Finding a mentor can be challenging, and many students feel that they’re too busy studying to pass classes and secure their first jobs to put the effort in. But the payoff can be great. A mentor can help you with practice management, interpersonal skills and real world experience that is not normally taught in dental school. He or she can help motivate and inspire you to keep going when times are tough and help you to see the “big picture.” A mentor can help you discover the easiest, best way of doing things and can help you to avoid having to learn more lessons the hard way.

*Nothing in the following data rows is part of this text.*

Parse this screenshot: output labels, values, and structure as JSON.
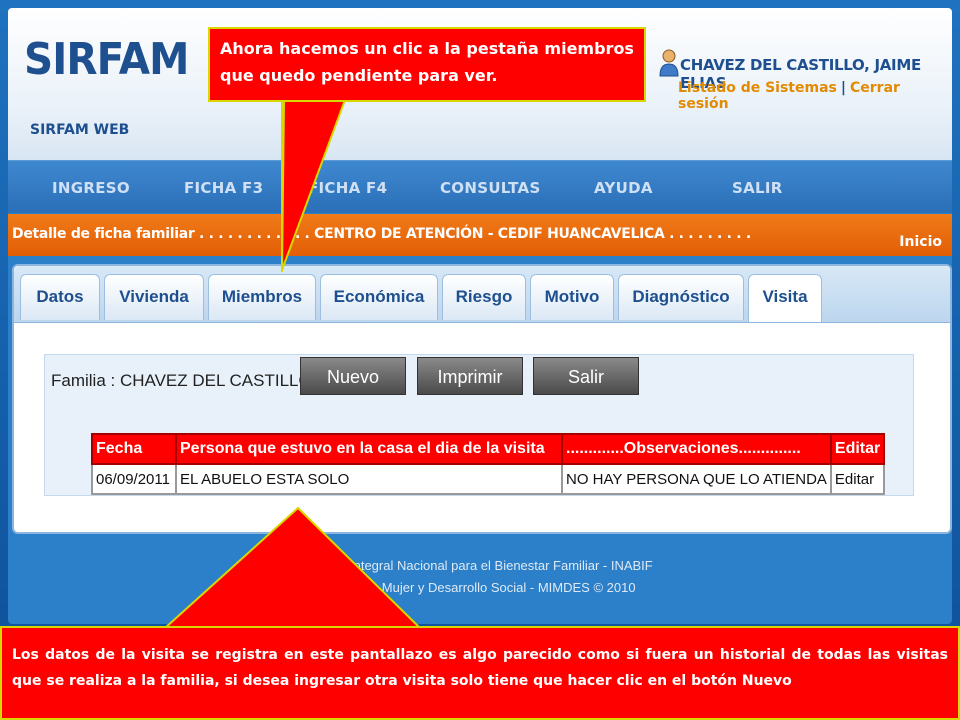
{
  "header": {
    "logo": "SIRFAM",
    "subtitle": "SIRFAM WEB",
    "user_name": "CHAVEZ DEL CASTILLO, JAIME ELIAS",
    "link_systems": "Listado de Sistemas",
    "separator": "|",
    "link_logout": "Cerrar sesión"
  },
  "nav": {
    "items": [
      "INGRESO",
      "FICHA F3",
      "FICHA F4",
      "CONSULTAS",
      "AYUDA",
      "SALIR"
    ]
  },
  "orange_bar": {
    "left_text": "Detalle de ficha familiar . . . . . . . . . . . . CENTRO DE ATENCIÓN - CEDIF HUANCAVELICA . . . . . . . . .",
    "right_text": "Inicio"
  },
  "tabs": {
    "items": [
      "Datos",
      "Vivienda",
      "Miembros",
      "Económica",
      "Riesgo",
      "Motivo",
      "Diagnóstico",
      "Visita"
    ],
    "active": "Visita"
  },
  "content": {
    "family_label": "Familia : CHAVEZ DEL CASTILLO",
    "buttons": {
      "new": "Nuevo",
      "print": "Imprimir",
      "exit": "Salir"
    }
  },
  "table": {
    "headers": [
      "Fecha",
      "Persona que estuvo en la casa el dia de la visita",
      ".............Observaciones..............",
      "Editar"
    ],
    "rows": [
      [
        "06/09/2011",
        "EL ABUELO ESTA SOLO",
        "NO HAY PERSONA QUE LO ATIENDA",
        "Editar"
      ]
    ]
  },
  "footer": {
    "line1": "Integral Nacional para el Bienestar Familiar - INABIF",
    "line2": "de la Mujer y Desarrollo Social - MIMDES © 2010"
  },
  "callouts": {
    "top": "Ahora hacemos un clic a la pestaña miembros que quedo pendiente para ver.",
    "bottom": "Los datos de la visita se registra en este pantallazo es algo parecido como si fuera un historial de todas las visitas que se realiza a la familia, si desea  ingresar otra visita solo tiene que hacer clic en el botón Nuevo"
  },
  "colors": {
    "callout": "#ff0000",
    "callout_border": "#d8d800",
    "orange_bar": "#e8680c",
    "brand_blue": "#1e4f8e",
    "table_header": "#ff0000"
  }
}
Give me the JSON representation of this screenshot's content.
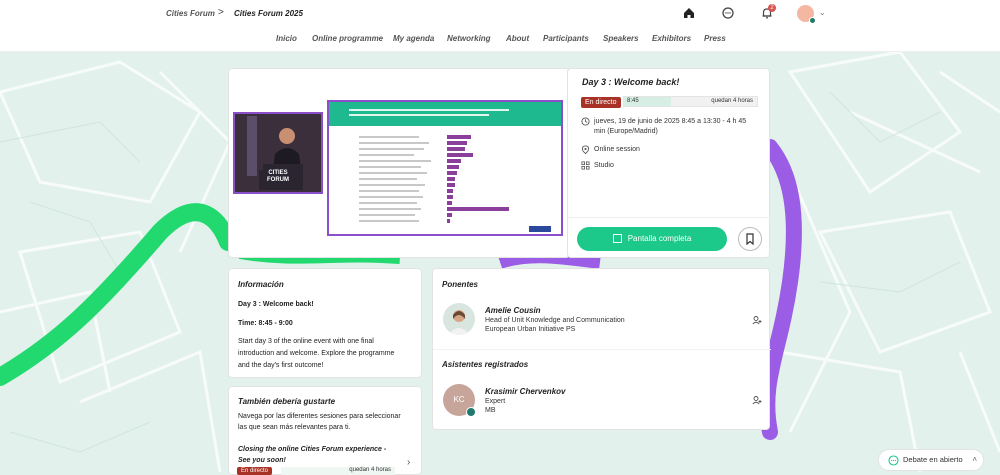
{
  "header": {
    "breadcrumb_parent": "Cities Forum",
    "breadcrumb_sep": ">",
    "breadcrumb_current": "Cities Forum 2025",
    "notification_count": "2",
    "nav": [
      "Inicio",
      "Online programme",
      "My agenda",
      "Networking",
      "About",
      "Participants",
      "Speakers",
      "Exhibitors",
      "Press"
    ]
  },
  "event": {
    "title": "Day 3 : Welcome back!",
    "live_label": "En directo",
    "start": "8:45",
    "remaining": "quedan 4 horas",
    "progress": 0.35,
    "date_line1": "jueves, 19 de junio de 2025 8:45 a 13:30 - 4 h 45",
    "date_line2": "min (Europe/Madrid)",
    "session_type": "Online session",
    "room": "Studio",
    "fullscreen_label": "Pantalla completa"
  },
  "information": {
    "title": "Información",
    "line1": "Day 3 : Welcome back!",
    "line2": "Time: 8:45 - 9:00",
    "body1": "Start day 3 of the online event with one final",
    "body2": "introduction and welcome. Explore the programme",
    "body3": "and the day's first outcome!"
  },
  "also_like": {
    "title": "También debería gustarte",
    "desc1": "Navega por las diferentes sesiones para seleccionar",
    "desc2": "las que sean más relevantes para ti.",
    "item_title1": "Closing the online Cities Forum experience -",
    "item_title2": "See you soon!",
    "item_live": "En directo",
    "item_remaining": "quedan 4 horas"
  },
  "speakers": {
    "title": "Ponentes",
    "items": [
      {
        "name": "Amelie Cousin",
        "role": "Head of Unit Knowledge and Communication",
        "org": "European Urban Initiative PS"
      }
    ]
  },
  "attendees": {
    "title": "Asistentes registrados",
    "items": [
      {
        "initials": "KC",
        "name": "Krasimir Chervenkov",
        "role": "Expert",
        "org": "MB"
      }
    ]
  },
  "video": {
    "banner_line1": "CITIES",
    "banner_line2": "FORUM"
  },
  "chat": {
    "label": "Debate en abierto"
  },
  "colors": {
    "accent_green": "#1dc98a",
    "live_red": "#a83226",
    "purple": "#8a4fc9"
  }
}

When seeking a mentor, it’s important to look for someone who has a good reputation among his or her peers and in the community. It also helps if he or she has a higher level of involvement in organized dentistry. Because you might face many new problems and challenges as a new dentist, it’s important to feel like you can contact your mentor at any time, which is why it helps if the mentor has the time and availability to work with you. For some, this means regular face-to-face meetings. For others, communication via email and few face-to-face interactions is more realistic.
For Bill Shattuck, DDS, an Oklahoma dentist who graduated from the University of Texas at Houston in 2012, his mentor was helpful when important career decisions needed to be made. After interviewing for an associate position at Kristen A. Burris DDS Family Dentistry in a small, rural town in Oklahoma, Shattuck sought the advice of the head of the restorative department at his alma mater for guidance. When Shattuck described the career opportunity that would allow him to work with the latest technology and to eventually purchase the practice from the doctor, who was planning to retire within the next 3-5 years, his mentor encouraged him to accept the position. “He said that I would be crazy not to take advantage of this opportunity,” recalls Shattuck – who later did take the job and has already signed papers to take over the practice in several years.

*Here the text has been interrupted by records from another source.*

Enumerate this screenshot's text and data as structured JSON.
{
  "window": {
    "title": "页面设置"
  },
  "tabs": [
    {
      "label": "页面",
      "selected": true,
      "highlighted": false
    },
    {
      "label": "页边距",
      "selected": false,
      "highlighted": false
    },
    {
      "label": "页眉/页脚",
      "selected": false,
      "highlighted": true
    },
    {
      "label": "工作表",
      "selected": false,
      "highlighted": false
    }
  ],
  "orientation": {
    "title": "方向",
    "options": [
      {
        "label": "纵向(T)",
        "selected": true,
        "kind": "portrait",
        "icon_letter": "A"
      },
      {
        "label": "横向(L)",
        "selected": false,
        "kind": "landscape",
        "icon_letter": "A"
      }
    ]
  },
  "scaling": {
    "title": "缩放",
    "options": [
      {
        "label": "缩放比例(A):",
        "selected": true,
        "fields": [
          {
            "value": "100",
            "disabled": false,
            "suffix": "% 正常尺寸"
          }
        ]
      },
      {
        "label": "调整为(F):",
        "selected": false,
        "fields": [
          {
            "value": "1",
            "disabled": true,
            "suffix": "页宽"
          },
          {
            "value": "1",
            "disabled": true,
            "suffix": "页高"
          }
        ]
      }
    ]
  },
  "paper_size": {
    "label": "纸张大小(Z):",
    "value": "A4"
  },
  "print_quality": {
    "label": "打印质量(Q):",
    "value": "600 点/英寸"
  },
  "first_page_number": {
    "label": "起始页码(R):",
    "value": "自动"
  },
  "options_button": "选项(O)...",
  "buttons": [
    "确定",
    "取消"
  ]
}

Although some dental students are lucky enough to find a mentor while in dental school, many others find a mentor after they’ve already begun their careers. If you’re seeking a mentor, there are a variety of resources to consider. You can start by talking to a dentist in your community, or contact your state dental association. By joining a professional organization, you’re more likely to be introduced to professionals who may be available to mentor you, or who may know someone who could serve as a mentor. Visit ADA.org for career mentoring web resources. Don’t forget to be open to possibilities and to meeting new people. A wise and trusted counselor could be waiting to help you find success – no matter how you define it.